Touting itself as accessible from Manhattan by private yacht and helicopter for those who don't want to bother with highway traffic, the club requires a $200,000 deposit and $10,000 in yearly dues.
"There's definitely a benefit from the financial success of Wall Street," Coady said.
While it's easy to be envious, a city resident getting a $25 million bonus can also expect a massive income tax bill. The city tax bite alone would total an estimated $900,000, said city Office of Management and Budget spokesman Raymond Orlando.
With Greg Wilson, Lore Croghan and Phyllis Furman
Huge Wall St. bonuses pay off for whole city
At the Cartier store on Fifth Ave., one Wall Streeter recently snapped up diamond earrings for his wife. Each was a hefty 2%BD-carat stone surrounded by tiny pave diamonds.
"I know she's going to love them," saleswoman Cynthia Fiske said. "They were just stunning."
Their price tag was stunning, as well: $75,000.
Repeat clients are trading up and "buying bigger," she said. "After 9/11, it was really a climb to get back up," said Fiske, who has worked at Cartier for nine years and lives in Manhattan. "It's like the business is back."
Wall Street's gold rush is already paying dividends for high-end New York caterers like Great Performances.
In the past month alone, the chic party producer has been pulling off 20 to 25 parties a week for financial firms, not to mention private events for partners and managers.
One brokerage firm agreed to the hefty price of $450 a head to toast its managers with $200 bottles of wine, a raw bar with clams and oysters, caviar and grass-fed beef. "They're all looking for trendy, elegant and chic," said company President Dean Martinus.
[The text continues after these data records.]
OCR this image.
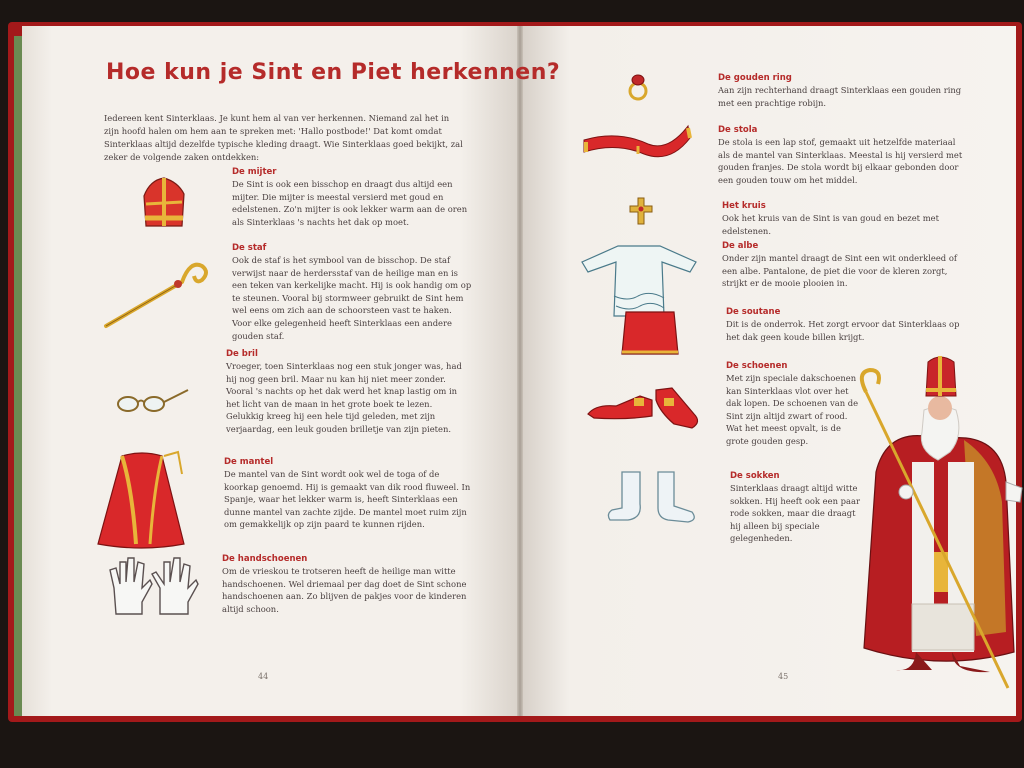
Hoe kun je Sint en Piet herkennen?

Iedereen kent Sinterklaas. Je kunt hem al van ver herkennen. Niemand zal het in zijn hoofd halen om hem aan te spreken met: 'Hallo postbode!' Dat komt omdat Sinterklaas altijd dezelfde typische kleding draagt. Wie Sinterklaas goed bekijkt, zal zeker de volgende zaken ontdekken:

De mijter

De Sint is ook een bisschop en draagt dus altijd een mijter. Die mijter is meestal versierd met goud en edelstenen. Zo'n mijter is ook lekker warm aan de oren als Sinterklaas 's nachts het dak op moet.

De staf

Ook de staf is het symbool van de bisschop. De staf verwijst naar de herdersstaf van de heilige man en is een teken van kerkelijke macht. Hij is ook handig om op te steunen. Vooral bij stormweer gebruikt de Sint hem wel eens om zich aan de schoorsteen vast te haken. Voor elke gelegenheid heeft Sinterklaas een andere gouden staf.

De bril

Vroeger, toen Sinterklaas nog een stuk jonger was, had hij nog geen bril. Maar nu kan hij niet meer zonder. Vooral 's nachts op het dak werd het knap lastig om in het licht van de maan in het grote boek te lezen. Gelukkig kreeg hij een hele tijd geleden, met zijn verjaardag, een leuk gouden brilletje van zijn pieten.

De mantel

De mantel van de Sint wordt ook wel de toga of de koorkap genoemd. Hij is gemaakt van dik rood fluweel. In Spanje, waar het lekker warm is, heeft Sinterklaas een dunne mantel van zachte zijde. De mantel moet ruim zijn om gemakkelijk op zijn paard te kunnen rijden.

De handschoenen

Om de vrieskou te trotseren heeft de heilige man witte handschoenen. Wel driemaal per dag doet de Sint schone handschoenen aan. Zo blijven de pakjes voor de kinderen altijd schoon.

44
De gouden ring

Aan zijn rechterhand draagt Sinterklaas een gouden ring met een prachtige robijn.

De stola

De stola is een lap stof, gemaakt uit hetzelfde materiaal als de mantel van Sinterklaas. Meestal is hij versierd met gouden franjes. De stola wordt bij elkaar gebonden door een gouden touw om het middel.

Het kruis

Ook het kruis van de Sint is van goud en bezet met edelstenen.

De albe

Onder zijn mantel draagt de Sint een wit onderkleed of een albe. Pantalone, de piet die voor de kleren zorgt, strijkt er de mooie plooien in.

De soutane

Dit is de onderrok. Het zorgt ervoor dat Sinterklaas op het dak geen koude billen krijgt.

De schoenen

Met zijn speciale dakschoenen kan Sinterklaas vlot over het dak lopen. De schoenen van de Sint zijn altijd zwart of rood. Wat het meest opvalt, is de grote gouden gesp.

De sokken

Sinterklaas draagt altijd witte sokken. Hij heeft ook een paar rode sokken, maar die draagt hij alleen bij speciale gelegenheden.

45
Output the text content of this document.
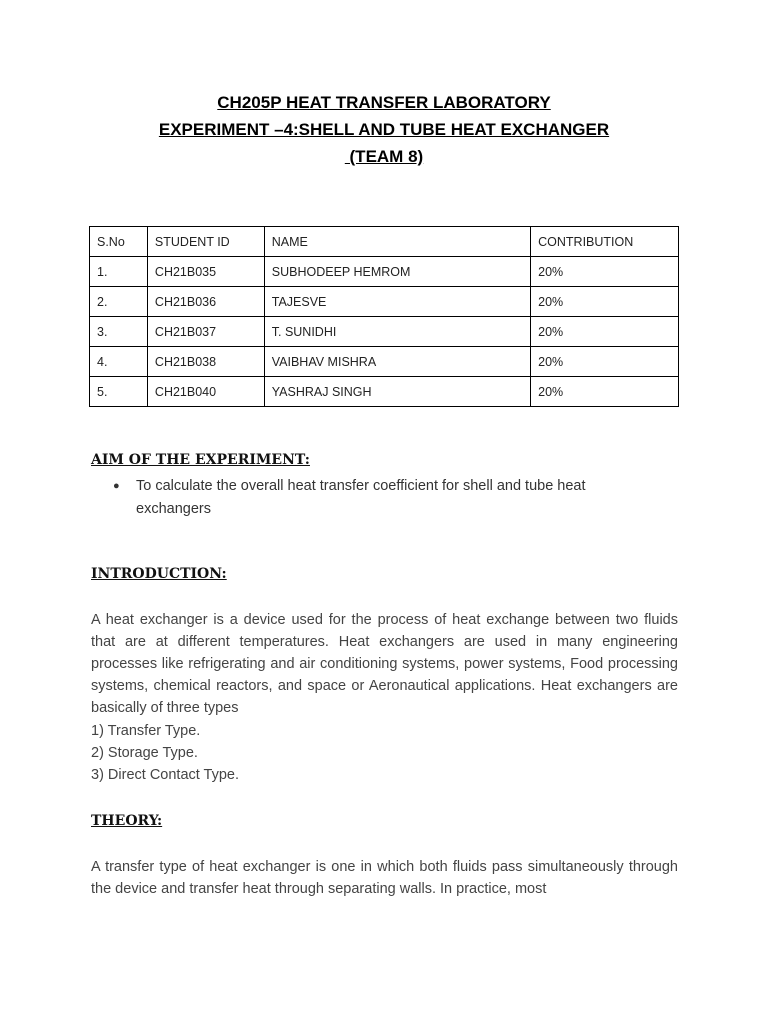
CH205P HEAT TRANSFER LABORATORY
EXPERIMENT –4:SHELL AND TUBE HEAT EXCHANGER
(TEAM 8)
S.No	STUDENT ID	NAME	CONTRIBUTION
1.	CH21B035	SUBHODEEP HEMROM	20%
2.	CH21B036	TAJESVE	20%
3.	CH21B037	T. SUNIDHI	20%
4.	CH21B038	VAIBHAV MISHRA	20%
5.	CH21B040	YASHRAJ SINGH	20%
AIM OF THE EXPERIMENT:
● To calculate the overall heat transfer coefficient for shell and tube heat exchangers
INTRODUCTION:
A heat exchanger is a device used for the process of heat exchange between two fluids that are at different temperatures. Heat exchangers are used in many engineering processes like refrigerating and air conditioning systems, power systems, Food processing systems, chemical reactors, and space or Aeronautical applications. Heat exchangers are basically of three types
1) Transfer Type.
2) Storage Type.
3) Direct Contact Type.
THEORY:
A transfer type of heat exchanger is one in which both fluids pass simultaneously through the device and transfer heat through separating walls. In practice, most
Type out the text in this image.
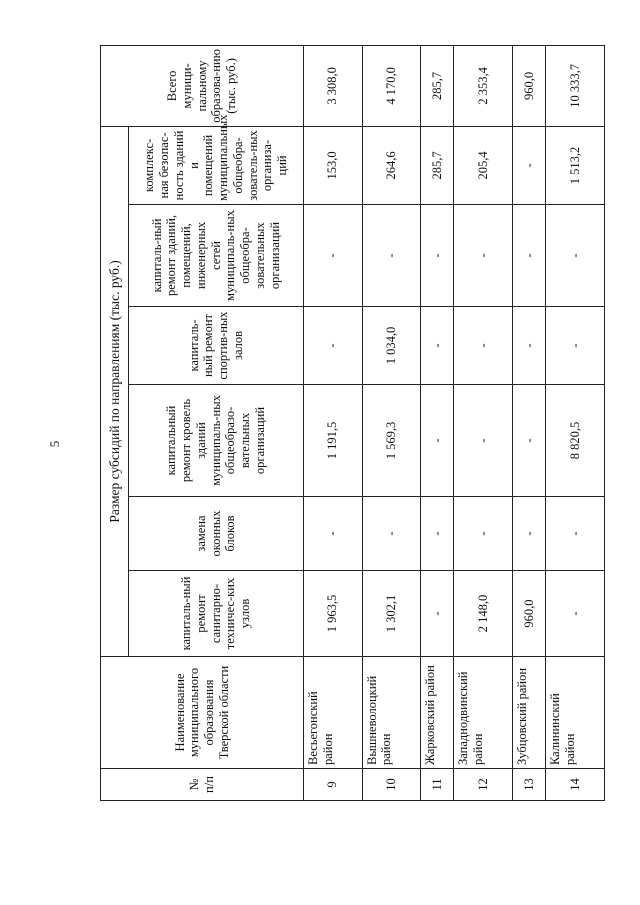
5
№ п/п	Наименование муниципального образования Тверской области	Размер субсидий по направлениям (тыс. руб.)						Всего муници-пальному образова-нию (тыс. руб.)
		капиталь-ный ремонт санитарно-техничес-ких узлов	замена оконных блоков	капитальный ремонт кровель зданий муниципаль-ных общеобразо-вательных организаций	капиталь-ный ремонт спортив-ных залов	капиталь-ный ремонт зданий, помещений, инженерных сетей муниципаль-ных общеобра-зовательных организаций	комплекс-ная безопас-ность зданий и помещений муниципальных общеобра-зователь-ных организа-ций	
9	Весьегонский район	1 963,5	-	1 191,5	-	-	153,0	3 308,0
10	Вышневолоцкий район	1 302,1	-	1 569,3	1 034,0	-	264,6	4 170,0
11	Жарковский район	-	-	-	-	-	285,7	285,7
12	Западнодвинский район	2 148,0	-	-	-	-	205,4	2 353,4
13	Зубцовский район	960,0	-	-	-	-	-	960,0
14	Калининский район	-	-	8 820,5	-	-	1 513,2	10 333,7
Wall Street's bonanza "is great news for Great Performances and for the industry," the company's CEO, Liz Neumark, said. "We think 2007 will be our strongest year in a long time," with one-third of the business coming from the financial world, Neumark said.
This could finally be the time real estate broker Joseph Bongiovanni has enough cash for a down payment on a Cape Cod cottage he has dreamed of buying for a decade.
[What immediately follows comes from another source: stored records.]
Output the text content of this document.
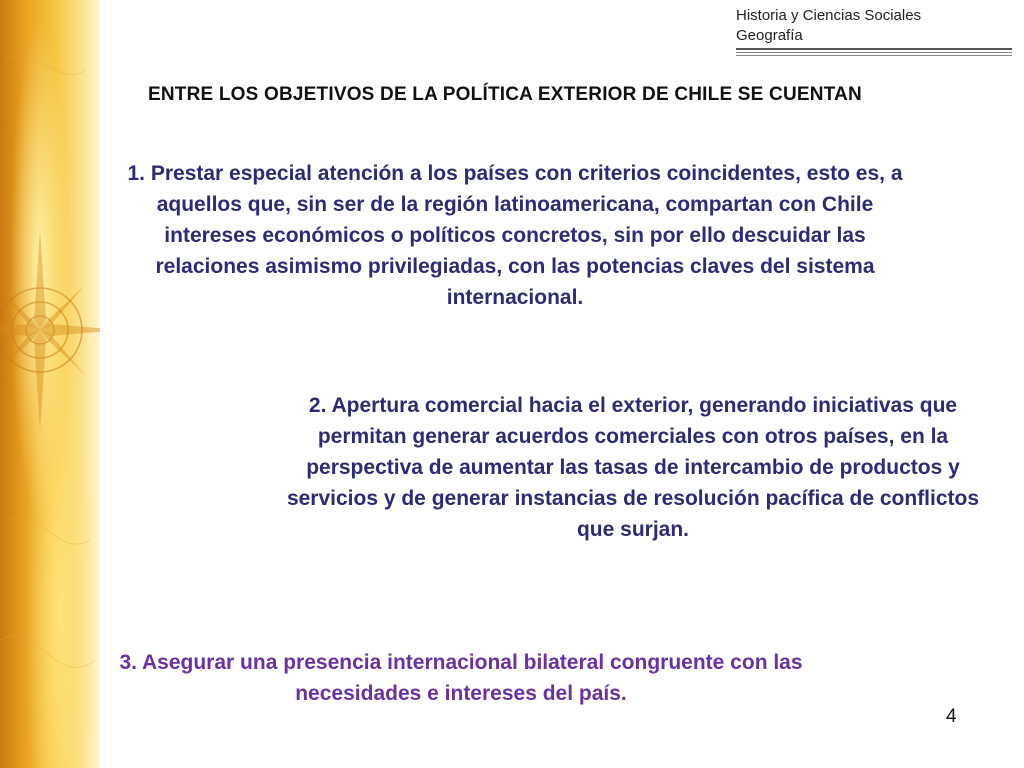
Historia y Ciencias Sociales
Geografía
ENTRE LOS OBJETIVOS DE LA POLÍTICA EXTERIOR DE CHILE SE CUENTAN
1. Prestar especial atención a los países con criterios coincidentes, esto es, a aquellos que, sin ser de la región latinoamericana, compartan con Chile intereses económicos o políticos concretos, sin por ello descuidar las relaciones asimismo privilegiadas, con las potencias claves del sistema internacional.
2. Apertura comercial hacia el exterior, generando iniciativas que permitan generar acuerdos comerciales con otros países, en la perspectiva de aumentar las tasas de intercambio de productos y servicios y de generar instancias de resolución pacífica de conflictos que surjan.
3. Asegurar una presencia internacional bilateral congruente con las necesidades e intereses del país.
4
Wall Street bonus babies have been pouring into the sales office of the Onyx Chelsea condo development, which he is marketing. One investment banker came to an open house and signed a contract on a $2.65 million penthouse the next day.
Bongiovanni, 41, of Manhattan, doesn't have much time to actually spend his money right now. He's working up to 12-hour days, six or seven days a week. Before the bonus frenzy began, he was putting in eight-hour days, five days a week.
But he's not complaining. Far from it. "Honestly, it is exhilarating," he said.
Mona Vijolan, 27, of Glendale, Queens, tends bar at Nebraska Beef, a Stone St. steakhouse in the shadow of the Goldman Sachs building. Lately, brokers haven't blinked at the $63 price when ordering "The Stockbroker," a hunk of aged prime rib served with a half-pound lobster tail.
"This is the month for bonuses and when the market's been good, our customers are even more generous than usual," said Vijolan, who's married and has a 4-year-old daughter. "This year has been great," she said, adding that $100 tips are commonplace.